Por Paulo Pagliusi, Ph.D., CISM, C|CISO. #ComandanteCibernetico

Paulo Pagliusi, Ph.D. in Information Security

1. Introdução

A tecnologia alterou a maneira como os negócios são feitos e, com ataques virtuais cada vez mais sofisticados, os riscos cibernéticos são uma realidade nas companhias. Uma invasão hacker, vírus ou malware, acesso não autorizado à rede ou vazamento de dados de terceiros pode levar as empresas a acumular grandes prejuízos.

À medida que a frequência e a gravidade dos ataques de ransomware, phishing e negação de serviço aumentaram, a demanda por seguro cibernético também aumentou. Cerca de US$ 6,5 bilhões em prêmios emitidos diretamente foram registrados em 2021, um aumento de 61% em relação ao ano anterior, de acordo com um memorando de outubro de 2022 da Associação Nacional de Comissários de Seguros, com sede nos EUA.

O Brasil tem enfrentado um aumento significativo nos ataques cibernéticos e violações de dados, impulsionando a demanda por soluções de seguro cibernético, exigindo do CISO um papel cada vez mais relevante nesta decisão. Este artigo oferece uma visão abrangente do atual cenário do seguro cibernético no país, destacando as tendências, desafios e oportunidades emergentes neste mercado em constante evolução.

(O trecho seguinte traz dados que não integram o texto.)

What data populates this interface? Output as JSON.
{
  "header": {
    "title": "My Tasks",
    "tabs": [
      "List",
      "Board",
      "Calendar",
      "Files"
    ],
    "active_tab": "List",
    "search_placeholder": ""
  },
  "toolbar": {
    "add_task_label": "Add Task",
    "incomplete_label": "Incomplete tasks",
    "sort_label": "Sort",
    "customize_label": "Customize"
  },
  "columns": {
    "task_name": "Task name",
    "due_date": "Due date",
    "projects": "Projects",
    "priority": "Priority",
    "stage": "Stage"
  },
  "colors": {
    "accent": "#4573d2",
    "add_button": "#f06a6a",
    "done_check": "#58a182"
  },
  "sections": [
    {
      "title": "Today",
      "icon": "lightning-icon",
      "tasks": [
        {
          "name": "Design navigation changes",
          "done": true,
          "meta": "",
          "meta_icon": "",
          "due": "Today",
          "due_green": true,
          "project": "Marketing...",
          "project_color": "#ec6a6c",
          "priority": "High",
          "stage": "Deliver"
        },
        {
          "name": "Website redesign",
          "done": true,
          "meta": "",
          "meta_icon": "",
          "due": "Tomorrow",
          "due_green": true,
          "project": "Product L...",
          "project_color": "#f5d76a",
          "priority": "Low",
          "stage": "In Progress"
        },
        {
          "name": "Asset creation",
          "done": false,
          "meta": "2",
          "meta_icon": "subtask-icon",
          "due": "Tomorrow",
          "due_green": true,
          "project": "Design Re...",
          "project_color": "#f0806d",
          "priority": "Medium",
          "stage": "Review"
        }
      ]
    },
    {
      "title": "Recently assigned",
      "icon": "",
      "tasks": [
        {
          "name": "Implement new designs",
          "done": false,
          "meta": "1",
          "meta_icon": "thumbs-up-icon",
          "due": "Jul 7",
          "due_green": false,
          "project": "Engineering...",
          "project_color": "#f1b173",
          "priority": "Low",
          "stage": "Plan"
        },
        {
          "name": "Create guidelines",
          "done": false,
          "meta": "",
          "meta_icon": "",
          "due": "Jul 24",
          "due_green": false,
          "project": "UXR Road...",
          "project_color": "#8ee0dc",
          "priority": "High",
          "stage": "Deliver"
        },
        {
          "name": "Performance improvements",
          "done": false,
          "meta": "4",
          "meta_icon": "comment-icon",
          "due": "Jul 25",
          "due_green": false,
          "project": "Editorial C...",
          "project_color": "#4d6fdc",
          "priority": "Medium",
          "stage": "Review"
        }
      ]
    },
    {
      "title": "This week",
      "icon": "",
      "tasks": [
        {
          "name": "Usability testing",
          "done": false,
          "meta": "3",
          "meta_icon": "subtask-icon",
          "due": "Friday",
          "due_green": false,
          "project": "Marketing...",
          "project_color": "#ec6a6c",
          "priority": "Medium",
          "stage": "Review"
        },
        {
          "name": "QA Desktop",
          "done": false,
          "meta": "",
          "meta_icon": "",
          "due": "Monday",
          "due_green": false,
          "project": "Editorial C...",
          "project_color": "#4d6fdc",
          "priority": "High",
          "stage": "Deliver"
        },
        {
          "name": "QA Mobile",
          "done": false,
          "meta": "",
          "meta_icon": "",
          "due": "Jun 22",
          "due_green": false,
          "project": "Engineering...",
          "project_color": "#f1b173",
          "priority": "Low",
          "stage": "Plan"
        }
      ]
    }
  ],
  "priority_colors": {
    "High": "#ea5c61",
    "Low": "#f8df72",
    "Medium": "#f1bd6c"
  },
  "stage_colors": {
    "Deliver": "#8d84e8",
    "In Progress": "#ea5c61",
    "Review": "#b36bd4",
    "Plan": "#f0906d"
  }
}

2. Tendências em Segurança Cibernética

Nos últimos anos, o Brasil tem sido alvo de uma escalada sem precedentes nos ataques cibernéticos, enfrentando um aumento significativo no número e na complexidade destes ataques. O Brasil é o segundo país mais impactado por crimes cibernéticos na América Latina. As informações constam em uma pesquisa realizada pela empresa de segurança Fortinet. Segundo os dados, foram cerca de 103,1 bilhões de tentativas de ataques apenas em 2022, superado apenas pelo México, que registrou cerca de 187 bilhões no período.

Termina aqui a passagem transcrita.